Firms will be required to collect and report, on an annual basis, numerical data across a range of demographic characteristics, inclusion metrics, and progress against the targets they have set (above). This will enable the FCA to compile an industry D&I report, in order to carry out trend analyses, identify areas for improvement, and drive progress.

Some data reporting will be mandatory, whereas firms are encouraged to report other data on a voluntary basis. Mandatory demographic characteristics are:

  • age;
  • sex or gender;
  • disability;
  • ethnicity;
  • religion; and
  • sexual orientation.

Firms may also choose to report on both sex and gender, gender identity, socio-economic background, and parental and carer responsibilities.

Note that the reporting requirements do not exactly correspond with the nine ‘protected characteristics’ under the Equality Act. For example, there is no requirement to report on the protected characteristics of pregnancy and maternity or marriage and civil partnership. Similarly, the requirement is to report on data relating to gender identity, and not the protected characteristic of gender reassignment. Socio-economic background is not one of the protected characteristics.

Firms are also required to report on a range of inclusion metrics, gathered by way of employee surveys as to whether they feel:

  • safe to speak up if they observe inappropriate behaviour or misconduct;
  • safe to express disagreement with or challenge the dominant opinion or decision without fear of negative consequences;
  • their contributions are valued and meaningfully considered;
  • they are subject to treatment that had made them feel insulted or badly treated because of their personal characteristics;
  • safe to make an honest mistake; and
  • that their manager cultivates an inclusive environment at work.

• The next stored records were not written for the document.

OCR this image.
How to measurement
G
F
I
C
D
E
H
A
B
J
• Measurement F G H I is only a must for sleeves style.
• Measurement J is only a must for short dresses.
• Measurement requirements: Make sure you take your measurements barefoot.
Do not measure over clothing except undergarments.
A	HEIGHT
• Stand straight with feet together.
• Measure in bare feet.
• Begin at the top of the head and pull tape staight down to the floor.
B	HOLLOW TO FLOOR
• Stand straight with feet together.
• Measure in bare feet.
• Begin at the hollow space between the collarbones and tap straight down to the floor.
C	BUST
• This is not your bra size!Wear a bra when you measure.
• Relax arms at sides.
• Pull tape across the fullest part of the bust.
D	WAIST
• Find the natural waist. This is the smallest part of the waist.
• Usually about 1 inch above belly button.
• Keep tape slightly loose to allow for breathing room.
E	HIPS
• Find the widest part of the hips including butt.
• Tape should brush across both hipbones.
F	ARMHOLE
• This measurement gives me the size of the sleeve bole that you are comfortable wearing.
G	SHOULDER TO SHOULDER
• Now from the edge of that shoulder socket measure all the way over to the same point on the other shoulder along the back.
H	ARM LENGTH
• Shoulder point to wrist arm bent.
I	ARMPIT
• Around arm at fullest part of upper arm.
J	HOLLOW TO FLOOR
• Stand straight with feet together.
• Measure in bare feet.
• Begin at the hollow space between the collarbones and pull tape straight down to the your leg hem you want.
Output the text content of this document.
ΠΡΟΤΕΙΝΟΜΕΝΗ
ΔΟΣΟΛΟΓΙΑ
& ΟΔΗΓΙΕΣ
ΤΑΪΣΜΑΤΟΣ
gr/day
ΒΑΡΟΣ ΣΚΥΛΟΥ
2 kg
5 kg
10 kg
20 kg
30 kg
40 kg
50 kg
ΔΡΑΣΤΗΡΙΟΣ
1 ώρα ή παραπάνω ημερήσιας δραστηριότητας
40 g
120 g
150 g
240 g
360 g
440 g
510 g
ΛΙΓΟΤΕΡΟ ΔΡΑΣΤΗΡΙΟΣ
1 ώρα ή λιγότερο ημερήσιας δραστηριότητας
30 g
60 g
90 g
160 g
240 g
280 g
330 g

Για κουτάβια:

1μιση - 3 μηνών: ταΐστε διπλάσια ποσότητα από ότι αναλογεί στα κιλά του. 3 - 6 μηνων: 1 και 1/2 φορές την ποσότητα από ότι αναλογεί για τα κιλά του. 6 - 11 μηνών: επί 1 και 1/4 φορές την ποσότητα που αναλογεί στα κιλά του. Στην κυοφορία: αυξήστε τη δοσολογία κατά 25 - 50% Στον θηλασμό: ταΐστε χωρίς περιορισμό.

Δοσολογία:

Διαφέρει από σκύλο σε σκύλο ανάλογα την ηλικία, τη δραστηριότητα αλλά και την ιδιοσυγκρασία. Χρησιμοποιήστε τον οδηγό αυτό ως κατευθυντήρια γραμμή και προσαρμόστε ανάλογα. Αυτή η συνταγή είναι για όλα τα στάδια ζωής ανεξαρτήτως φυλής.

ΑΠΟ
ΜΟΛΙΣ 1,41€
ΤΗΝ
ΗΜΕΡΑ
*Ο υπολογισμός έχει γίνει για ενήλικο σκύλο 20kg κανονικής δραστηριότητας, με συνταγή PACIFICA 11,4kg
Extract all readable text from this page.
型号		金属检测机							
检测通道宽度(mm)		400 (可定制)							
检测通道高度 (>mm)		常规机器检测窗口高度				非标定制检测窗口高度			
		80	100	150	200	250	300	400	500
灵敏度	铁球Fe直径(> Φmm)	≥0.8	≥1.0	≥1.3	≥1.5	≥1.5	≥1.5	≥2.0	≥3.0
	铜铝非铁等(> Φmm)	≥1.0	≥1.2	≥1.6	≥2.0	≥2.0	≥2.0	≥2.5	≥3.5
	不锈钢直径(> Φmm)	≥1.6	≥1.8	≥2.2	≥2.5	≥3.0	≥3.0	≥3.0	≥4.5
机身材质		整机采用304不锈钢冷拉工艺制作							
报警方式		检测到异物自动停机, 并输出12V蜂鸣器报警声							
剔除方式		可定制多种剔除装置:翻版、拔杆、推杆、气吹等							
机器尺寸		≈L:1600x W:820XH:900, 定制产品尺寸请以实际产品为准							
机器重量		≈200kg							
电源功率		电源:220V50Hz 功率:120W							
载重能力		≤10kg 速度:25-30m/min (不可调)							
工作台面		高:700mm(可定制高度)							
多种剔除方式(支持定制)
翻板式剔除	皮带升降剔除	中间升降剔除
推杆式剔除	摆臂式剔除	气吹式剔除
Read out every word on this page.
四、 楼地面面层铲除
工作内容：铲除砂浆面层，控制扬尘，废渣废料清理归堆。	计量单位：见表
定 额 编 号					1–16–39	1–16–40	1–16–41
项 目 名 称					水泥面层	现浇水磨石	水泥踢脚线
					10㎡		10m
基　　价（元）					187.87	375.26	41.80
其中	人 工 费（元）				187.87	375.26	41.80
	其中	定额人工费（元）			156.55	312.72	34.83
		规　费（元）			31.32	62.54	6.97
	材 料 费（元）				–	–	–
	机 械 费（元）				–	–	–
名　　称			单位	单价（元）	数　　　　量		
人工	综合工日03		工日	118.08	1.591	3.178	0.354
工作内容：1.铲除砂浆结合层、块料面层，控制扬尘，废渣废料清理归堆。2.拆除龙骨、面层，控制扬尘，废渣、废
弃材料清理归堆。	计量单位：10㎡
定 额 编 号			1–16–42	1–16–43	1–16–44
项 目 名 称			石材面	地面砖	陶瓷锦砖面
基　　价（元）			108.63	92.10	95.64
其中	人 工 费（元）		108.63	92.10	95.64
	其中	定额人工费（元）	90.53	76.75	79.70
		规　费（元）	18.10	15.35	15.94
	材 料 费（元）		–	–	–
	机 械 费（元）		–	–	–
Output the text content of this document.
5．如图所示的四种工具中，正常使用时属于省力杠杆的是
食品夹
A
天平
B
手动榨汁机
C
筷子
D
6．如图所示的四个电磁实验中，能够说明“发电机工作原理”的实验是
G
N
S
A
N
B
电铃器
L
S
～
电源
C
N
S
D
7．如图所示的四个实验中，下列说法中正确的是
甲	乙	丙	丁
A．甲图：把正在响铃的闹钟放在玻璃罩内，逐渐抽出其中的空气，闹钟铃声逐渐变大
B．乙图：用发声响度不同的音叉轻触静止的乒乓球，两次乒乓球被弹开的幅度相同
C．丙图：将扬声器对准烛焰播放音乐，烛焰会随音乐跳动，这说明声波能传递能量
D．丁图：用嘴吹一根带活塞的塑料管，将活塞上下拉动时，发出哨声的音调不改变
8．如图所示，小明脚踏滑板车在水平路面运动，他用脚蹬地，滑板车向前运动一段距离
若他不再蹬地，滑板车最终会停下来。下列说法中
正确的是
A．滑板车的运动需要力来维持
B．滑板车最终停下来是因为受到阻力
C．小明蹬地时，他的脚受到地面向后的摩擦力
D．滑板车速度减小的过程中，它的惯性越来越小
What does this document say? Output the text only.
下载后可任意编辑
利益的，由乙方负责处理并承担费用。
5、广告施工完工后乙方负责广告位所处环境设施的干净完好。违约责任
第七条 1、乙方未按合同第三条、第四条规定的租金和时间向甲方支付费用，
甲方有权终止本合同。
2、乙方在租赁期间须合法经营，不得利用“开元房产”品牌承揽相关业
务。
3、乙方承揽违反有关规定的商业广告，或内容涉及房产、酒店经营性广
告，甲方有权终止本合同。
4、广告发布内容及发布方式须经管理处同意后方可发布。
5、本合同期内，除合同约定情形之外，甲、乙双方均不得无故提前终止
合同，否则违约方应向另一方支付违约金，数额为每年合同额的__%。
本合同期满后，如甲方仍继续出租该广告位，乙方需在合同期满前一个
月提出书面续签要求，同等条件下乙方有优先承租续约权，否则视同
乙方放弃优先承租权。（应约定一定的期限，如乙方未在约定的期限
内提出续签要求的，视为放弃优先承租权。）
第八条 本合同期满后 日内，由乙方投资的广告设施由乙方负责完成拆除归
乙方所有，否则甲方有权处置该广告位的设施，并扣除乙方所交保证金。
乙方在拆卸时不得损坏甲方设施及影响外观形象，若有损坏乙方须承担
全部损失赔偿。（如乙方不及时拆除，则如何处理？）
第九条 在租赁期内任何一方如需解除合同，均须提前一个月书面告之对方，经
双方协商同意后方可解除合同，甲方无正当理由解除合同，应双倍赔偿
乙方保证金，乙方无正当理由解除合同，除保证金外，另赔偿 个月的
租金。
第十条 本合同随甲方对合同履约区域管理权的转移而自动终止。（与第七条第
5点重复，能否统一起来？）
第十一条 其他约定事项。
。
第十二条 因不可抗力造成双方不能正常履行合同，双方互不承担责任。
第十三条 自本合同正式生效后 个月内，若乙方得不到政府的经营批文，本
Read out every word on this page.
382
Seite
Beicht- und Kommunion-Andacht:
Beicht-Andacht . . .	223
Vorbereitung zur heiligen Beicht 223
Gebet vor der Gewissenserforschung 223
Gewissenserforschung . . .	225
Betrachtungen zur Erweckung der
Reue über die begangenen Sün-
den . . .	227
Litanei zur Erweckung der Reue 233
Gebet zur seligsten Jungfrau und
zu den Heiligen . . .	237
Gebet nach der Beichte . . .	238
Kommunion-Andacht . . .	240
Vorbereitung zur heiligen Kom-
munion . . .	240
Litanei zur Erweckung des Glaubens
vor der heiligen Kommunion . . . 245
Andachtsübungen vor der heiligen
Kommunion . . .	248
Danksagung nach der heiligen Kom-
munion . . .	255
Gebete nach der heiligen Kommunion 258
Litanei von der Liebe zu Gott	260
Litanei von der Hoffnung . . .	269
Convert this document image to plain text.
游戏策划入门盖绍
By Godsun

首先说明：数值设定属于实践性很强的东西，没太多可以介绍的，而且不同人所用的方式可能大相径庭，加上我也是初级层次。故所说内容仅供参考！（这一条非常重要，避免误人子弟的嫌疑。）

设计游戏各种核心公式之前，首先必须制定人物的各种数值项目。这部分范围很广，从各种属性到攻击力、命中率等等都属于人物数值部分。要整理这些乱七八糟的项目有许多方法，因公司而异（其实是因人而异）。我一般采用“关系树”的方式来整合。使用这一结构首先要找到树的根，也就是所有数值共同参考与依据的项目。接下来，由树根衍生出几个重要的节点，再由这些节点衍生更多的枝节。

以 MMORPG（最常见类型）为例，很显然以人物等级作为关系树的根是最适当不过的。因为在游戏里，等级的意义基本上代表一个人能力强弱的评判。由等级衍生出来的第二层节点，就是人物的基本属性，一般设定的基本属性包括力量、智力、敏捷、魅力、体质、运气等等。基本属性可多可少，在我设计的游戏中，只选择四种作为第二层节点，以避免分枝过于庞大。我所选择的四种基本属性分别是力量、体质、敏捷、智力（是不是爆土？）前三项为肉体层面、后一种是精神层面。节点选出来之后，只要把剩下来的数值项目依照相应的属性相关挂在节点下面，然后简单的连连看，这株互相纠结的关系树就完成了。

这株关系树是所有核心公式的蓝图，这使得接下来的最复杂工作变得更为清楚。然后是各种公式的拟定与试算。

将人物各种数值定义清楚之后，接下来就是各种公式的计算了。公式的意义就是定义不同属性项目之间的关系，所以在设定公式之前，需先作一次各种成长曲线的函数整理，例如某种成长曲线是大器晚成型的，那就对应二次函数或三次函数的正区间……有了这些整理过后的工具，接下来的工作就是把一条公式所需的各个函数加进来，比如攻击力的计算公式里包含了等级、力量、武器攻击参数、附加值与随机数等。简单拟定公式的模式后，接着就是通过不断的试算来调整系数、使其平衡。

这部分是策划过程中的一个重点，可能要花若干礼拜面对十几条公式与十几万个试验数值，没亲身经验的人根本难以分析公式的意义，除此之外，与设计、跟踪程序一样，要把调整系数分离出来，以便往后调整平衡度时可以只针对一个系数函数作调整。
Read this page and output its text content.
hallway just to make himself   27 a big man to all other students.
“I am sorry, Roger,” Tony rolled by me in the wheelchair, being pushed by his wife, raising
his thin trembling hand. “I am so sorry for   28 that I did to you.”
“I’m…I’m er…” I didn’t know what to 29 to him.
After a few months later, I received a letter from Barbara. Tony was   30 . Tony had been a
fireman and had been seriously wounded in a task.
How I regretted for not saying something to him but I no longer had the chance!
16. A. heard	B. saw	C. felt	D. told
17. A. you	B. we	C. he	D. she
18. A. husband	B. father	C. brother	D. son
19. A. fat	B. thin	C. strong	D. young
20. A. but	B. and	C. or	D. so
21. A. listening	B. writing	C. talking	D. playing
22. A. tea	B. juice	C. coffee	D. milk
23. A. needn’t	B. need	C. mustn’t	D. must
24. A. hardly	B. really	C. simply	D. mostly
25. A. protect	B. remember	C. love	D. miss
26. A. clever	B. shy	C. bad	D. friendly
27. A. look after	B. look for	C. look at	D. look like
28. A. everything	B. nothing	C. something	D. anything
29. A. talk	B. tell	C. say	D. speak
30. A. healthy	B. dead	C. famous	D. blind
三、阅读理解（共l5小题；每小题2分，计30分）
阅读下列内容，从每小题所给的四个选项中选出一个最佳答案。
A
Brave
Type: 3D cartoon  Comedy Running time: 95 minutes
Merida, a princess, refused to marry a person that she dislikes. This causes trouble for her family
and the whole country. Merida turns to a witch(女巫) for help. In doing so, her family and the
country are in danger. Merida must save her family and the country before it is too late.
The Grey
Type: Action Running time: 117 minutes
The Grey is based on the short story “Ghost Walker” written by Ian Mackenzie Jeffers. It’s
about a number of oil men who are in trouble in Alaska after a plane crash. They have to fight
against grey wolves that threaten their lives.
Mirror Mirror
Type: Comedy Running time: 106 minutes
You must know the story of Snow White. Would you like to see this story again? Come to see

Data on inclusion must be captured on an anonymous and voluntary basis, with employee surveys carried out on a five point scale from ‘strongly agree’ to ‘strongly disagree’, including a neutral option, and an additional option of ‘prefer not to say’.

In relation to data on target setting and progress, it is proposed that firms provide information on:

  • the demographic characteristics for which they have set targets;
  • the percentage at which each target has been set;
  • the year the target was originally set;
  • the year the firm aims to meet the target;
  • the current level of representation against each target (expressed as a percentage);
  • the rationale for the targets set; and
  • any further information they would like the FCA to consider.

It is proposed that data is reported in the same three categories as used for the targets, namely board, senior leadership, and whole workforce.

Next steps

The consultation will be open for responses until 18 December, and a policy statement is expected sometime in 2024, once feedback has been considered. The rules will come into force 12 months after the date on which the final rules are published, which will be the reference date for reporting purposes. Firms will then have a three-month window to file their report, which will be done using a single data return on the RegData platform. A sample reporting template is available to download from the FCA website for illustrative purposes.

While the changes are still merely proposals, and will not be in force for some time yet, what is clear is that there will be a renewed focus on non-financial misconduct, including discrimination, and misconduct that relates to an individual’s personal or private life. Hopefully, firms will not consider the type of legal challenge threatened in the summer by Crispin Odey’s legal team, namely that the FCA is failing to demonstrate how workplace allegations of sexual misconduct harm the integrity of financial markets. What is also clear is that firms will need to review and build on their existing methods for data retention, and may wish to consider implementing new systems now, to enable them to meet the new reporting requirements reporting when they are in place.